Drama dans l'open space : « Le jour où me suis fait griller à postuler ailleurs »
20 déc. 2023
8min
Alors qu’ils lorgnent sur les offres d’emplois d’autres entreprises, certains salariés sont pris la main dans le sac ! Entre franc mea culpa et copieux bobard, il s’agit alors de justifier cette « trahison » dans une atmosphère parfois houleuse, qui peut friser le drama d’open space.
C’est décidé. Après avoir écoulé de trop longs mois avec le sentiment de croupir dans votre job, vous cherchez - discrètement - une porte de sortie. Prise de contact auprès d’anciens collaborateurs, candidatures répétées sur LinkedIn, envoi de CV à droite, à gauche… Le tout, alors que vous êtes toujours en poste.
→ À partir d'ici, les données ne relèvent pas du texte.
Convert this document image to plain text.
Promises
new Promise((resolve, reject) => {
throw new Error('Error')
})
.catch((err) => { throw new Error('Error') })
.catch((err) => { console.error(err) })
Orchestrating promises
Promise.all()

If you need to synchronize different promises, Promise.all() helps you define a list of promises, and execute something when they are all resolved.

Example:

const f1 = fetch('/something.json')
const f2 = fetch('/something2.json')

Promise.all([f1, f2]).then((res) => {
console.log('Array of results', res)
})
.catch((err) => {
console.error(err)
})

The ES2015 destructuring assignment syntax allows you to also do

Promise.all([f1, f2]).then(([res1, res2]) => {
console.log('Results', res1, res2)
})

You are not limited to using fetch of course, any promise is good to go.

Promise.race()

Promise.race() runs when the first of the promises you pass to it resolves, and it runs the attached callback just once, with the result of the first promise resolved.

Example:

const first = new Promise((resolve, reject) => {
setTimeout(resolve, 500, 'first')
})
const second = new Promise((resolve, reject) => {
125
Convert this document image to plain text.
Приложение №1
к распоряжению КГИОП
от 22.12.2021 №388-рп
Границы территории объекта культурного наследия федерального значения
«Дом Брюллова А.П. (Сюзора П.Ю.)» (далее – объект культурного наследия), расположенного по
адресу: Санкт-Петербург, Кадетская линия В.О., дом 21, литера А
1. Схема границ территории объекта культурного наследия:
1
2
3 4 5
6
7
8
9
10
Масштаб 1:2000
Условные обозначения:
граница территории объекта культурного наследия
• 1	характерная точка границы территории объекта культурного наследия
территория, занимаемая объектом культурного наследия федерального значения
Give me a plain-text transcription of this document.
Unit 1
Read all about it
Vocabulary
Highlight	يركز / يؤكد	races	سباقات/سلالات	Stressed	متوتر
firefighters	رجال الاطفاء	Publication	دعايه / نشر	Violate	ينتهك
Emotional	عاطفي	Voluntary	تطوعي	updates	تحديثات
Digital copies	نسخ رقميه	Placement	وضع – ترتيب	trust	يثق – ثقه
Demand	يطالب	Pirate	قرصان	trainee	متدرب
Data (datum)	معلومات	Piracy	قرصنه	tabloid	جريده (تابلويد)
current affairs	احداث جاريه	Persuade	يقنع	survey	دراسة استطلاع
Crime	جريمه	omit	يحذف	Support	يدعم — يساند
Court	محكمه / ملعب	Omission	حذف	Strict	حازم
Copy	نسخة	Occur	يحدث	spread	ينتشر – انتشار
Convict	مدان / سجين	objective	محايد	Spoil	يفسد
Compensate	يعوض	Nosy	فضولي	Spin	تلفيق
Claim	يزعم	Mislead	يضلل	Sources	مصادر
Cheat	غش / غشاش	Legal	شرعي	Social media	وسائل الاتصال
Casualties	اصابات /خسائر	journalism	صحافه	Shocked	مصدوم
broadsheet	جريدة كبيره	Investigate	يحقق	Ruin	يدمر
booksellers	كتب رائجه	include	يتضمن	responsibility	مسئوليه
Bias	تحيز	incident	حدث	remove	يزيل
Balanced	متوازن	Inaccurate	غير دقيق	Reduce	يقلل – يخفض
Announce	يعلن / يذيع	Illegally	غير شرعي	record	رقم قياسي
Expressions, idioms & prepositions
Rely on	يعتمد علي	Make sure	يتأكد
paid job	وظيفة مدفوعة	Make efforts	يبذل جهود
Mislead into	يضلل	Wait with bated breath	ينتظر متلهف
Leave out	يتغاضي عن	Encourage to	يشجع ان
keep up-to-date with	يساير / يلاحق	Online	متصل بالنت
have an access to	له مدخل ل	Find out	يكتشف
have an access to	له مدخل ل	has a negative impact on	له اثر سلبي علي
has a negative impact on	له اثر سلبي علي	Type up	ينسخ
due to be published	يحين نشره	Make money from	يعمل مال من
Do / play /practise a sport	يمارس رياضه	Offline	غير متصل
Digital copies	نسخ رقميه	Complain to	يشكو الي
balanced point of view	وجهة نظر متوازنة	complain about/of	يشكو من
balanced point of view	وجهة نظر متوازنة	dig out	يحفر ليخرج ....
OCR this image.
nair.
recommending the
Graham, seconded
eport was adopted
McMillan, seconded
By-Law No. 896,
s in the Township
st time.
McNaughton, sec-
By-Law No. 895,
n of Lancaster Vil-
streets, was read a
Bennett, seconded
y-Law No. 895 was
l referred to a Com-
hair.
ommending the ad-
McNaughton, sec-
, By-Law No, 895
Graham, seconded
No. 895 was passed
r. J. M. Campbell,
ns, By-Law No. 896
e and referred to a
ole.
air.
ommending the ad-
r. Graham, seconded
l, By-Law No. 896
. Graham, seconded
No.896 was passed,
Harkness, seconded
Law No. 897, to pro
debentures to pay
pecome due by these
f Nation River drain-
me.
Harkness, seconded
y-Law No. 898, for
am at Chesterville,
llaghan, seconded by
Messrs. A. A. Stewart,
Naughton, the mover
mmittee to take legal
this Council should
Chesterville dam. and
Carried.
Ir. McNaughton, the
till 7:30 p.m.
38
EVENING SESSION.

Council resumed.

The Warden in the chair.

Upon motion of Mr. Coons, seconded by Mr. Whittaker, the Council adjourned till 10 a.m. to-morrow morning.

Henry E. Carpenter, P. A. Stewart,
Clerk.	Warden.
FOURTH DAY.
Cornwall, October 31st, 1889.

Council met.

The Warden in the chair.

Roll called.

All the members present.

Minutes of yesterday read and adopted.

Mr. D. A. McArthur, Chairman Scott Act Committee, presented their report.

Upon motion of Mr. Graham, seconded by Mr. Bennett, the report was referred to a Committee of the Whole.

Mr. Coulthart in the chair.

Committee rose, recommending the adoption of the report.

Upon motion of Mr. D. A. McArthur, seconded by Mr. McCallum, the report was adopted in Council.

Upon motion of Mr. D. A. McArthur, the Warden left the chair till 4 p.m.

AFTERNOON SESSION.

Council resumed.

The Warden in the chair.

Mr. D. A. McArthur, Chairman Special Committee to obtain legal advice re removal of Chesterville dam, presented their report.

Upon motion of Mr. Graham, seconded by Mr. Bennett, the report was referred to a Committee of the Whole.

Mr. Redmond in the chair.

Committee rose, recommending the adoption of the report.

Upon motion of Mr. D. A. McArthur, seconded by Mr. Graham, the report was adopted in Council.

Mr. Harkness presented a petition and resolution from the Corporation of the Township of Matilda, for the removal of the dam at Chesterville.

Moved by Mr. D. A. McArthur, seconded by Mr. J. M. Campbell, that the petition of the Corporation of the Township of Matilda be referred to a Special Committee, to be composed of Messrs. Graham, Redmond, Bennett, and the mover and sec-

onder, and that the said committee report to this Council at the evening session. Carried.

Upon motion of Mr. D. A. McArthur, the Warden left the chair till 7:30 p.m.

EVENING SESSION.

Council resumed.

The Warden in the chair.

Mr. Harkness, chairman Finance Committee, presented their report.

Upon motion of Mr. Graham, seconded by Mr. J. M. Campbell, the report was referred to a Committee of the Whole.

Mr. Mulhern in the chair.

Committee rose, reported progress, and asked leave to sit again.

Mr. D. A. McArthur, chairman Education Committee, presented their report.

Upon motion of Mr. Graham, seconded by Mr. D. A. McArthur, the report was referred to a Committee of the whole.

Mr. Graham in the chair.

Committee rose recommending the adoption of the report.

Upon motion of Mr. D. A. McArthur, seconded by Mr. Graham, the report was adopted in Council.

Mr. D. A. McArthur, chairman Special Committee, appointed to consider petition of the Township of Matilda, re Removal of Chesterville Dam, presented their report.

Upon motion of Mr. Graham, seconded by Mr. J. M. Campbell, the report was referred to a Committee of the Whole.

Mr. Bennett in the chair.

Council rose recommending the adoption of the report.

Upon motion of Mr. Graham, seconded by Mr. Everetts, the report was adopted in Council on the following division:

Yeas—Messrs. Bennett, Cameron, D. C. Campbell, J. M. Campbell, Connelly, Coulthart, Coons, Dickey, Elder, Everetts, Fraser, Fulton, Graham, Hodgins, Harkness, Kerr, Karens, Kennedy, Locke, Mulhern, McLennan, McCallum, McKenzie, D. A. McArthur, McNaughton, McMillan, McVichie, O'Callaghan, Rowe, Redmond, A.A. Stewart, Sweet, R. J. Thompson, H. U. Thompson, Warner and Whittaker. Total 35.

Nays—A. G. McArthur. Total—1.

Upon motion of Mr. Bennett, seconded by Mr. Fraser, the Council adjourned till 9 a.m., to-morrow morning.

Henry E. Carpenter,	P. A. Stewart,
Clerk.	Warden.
L’horizon visé ? Un job au diapason de vos espérances. Avec, à la clé, une rémunération plus aguicheuse, des horaires moins rigides, ou tout simplement de nouveaux challenges pro. Menée dans le dos de votre employeur actuel, cette quête d’ailleurs peut prendre une tournure explosive si, par faux-pas personnel ou indiscrétion d’open space, votre prospection est percée à jour. Une cuisante mésaventure dont quatre salariés nous ont confié les péripéties : de la trahison intestine aux humiliations publiques, en passant par du happy ending. Témoignages.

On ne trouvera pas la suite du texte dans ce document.